Although ADUs are small, they can become costly very quickly. In Oregon, the cost of building an ADU can range between $40,000 and $90,000. Depending on where you live, the cost may be more or less expensive. Initial expenses include hiring contractors and specialists and paying for building permits.

During construction, you’ll need to finance building materials and pay all your workers. While it may be tempting to cut corners, this usually leads to more expenses down the road. For instance, choosing an inexpensive foundation could lead to disaster later if it’s unable to support the finished structure.

Investing in quality materials and experienced workers will pay off over the long run. Of course, if adding an ADU to your property increases its value, it will also increase your property taxes. There may be additional taxes or paperwork associated with a rental or home business. Your ADU will also require upkeep and repairs over time.

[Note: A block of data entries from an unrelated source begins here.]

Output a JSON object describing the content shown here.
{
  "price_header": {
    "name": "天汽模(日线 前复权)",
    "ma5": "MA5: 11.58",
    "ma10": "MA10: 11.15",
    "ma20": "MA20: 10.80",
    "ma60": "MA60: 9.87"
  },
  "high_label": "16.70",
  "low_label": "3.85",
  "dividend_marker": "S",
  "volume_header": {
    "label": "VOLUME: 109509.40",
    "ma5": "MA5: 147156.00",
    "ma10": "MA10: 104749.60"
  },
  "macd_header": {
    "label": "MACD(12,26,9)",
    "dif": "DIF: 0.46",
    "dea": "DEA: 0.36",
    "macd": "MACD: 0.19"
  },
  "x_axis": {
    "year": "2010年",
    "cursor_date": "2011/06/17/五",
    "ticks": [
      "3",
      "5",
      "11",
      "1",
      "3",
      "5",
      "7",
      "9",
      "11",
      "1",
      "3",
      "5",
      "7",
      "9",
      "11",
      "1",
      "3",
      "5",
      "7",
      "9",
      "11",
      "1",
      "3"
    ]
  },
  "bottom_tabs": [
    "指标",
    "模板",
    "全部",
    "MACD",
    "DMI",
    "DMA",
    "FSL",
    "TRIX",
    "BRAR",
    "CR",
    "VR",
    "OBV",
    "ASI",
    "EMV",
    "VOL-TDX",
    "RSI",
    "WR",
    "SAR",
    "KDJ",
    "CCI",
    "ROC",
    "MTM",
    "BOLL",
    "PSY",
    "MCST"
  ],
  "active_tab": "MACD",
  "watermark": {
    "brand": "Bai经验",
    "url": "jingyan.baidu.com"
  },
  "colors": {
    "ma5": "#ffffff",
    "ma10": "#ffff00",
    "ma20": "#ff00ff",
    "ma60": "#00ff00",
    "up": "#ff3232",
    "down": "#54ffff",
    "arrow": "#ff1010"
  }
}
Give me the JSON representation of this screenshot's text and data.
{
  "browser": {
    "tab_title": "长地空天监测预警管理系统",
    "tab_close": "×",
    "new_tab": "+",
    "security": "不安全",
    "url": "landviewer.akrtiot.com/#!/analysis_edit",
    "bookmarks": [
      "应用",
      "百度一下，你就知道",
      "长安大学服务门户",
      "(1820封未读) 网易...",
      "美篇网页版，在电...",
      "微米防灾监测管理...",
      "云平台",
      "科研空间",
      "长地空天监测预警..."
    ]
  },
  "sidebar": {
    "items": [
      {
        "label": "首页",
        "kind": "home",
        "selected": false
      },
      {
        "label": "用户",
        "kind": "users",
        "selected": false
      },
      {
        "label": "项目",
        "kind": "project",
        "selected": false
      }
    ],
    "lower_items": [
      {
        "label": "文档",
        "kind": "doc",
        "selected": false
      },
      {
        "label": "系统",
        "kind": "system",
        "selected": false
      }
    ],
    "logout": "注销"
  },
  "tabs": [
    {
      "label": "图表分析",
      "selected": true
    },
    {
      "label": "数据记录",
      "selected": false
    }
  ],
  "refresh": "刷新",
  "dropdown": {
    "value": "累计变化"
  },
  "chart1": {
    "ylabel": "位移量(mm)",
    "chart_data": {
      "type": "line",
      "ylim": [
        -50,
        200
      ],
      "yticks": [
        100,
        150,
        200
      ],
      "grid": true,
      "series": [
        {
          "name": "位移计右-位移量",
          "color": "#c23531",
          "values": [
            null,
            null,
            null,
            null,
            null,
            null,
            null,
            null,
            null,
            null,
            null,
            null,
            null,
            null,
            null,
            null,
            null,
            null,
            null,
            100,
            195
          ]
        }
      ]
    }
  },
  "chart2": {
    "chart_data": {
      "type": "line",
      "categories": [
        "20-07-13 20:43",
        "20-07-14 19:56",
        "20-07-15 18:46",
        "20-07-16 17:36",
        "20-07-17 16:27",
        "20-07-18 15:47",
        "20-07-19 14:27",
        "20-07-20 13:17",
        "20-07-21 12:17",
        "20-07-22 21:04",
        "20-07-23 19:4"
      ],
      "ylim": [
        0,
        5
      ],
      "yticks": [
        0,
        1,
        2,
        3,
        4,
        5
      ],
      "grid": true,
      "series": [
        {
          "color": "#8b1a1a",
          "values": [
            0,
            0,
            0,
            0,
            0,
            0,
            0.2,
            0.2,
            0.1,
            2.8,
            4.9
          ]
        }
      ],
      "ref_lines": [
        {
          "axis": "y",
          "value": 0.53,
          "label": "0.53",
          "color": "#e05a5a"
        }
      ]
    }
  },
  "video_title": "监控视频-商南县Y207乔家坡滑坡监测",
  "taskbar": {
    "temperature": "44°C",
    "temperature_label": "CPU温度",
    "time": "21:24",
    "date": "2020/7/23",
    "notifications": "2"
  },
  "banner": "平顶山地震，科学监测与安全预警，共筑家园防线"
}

It can be easy to become emotionally attached to the idea of an ADU and think you’ll worry about the cost later. However, the best plan of action is to rely on hard numbers and calculate everything thoroughly before you begin. That way, you’re free to enjoy the process with a much lower risk of failure.

Is an ADU Right for You?

Accessory dwelling units can increase your available living space, provide a home for elderly family members, and bring you revenue through renting. They can add value to your life by increasing your opportunities and raising the worth of your property.

However, there are legal and financial restrictions to consider before you plunge into this project. In most cases, shortcuts to completing these projects will lead to problems later – ranging from building fines to structural collapse.

Before you start building, it’s essential that you investigate local laws about ADUs and speak with experts. Most of the time and effort spent on your ADU should happen during the planning phase rather than the building phase.

Once you understand these requirements and boundaries, you’ll be able to construct an ADU that fits your budget and achieves your goals. The best way to streamline this entire process is to keep your personal reason for building an ADU in the forefront of your mind – it will guide you every step of the way.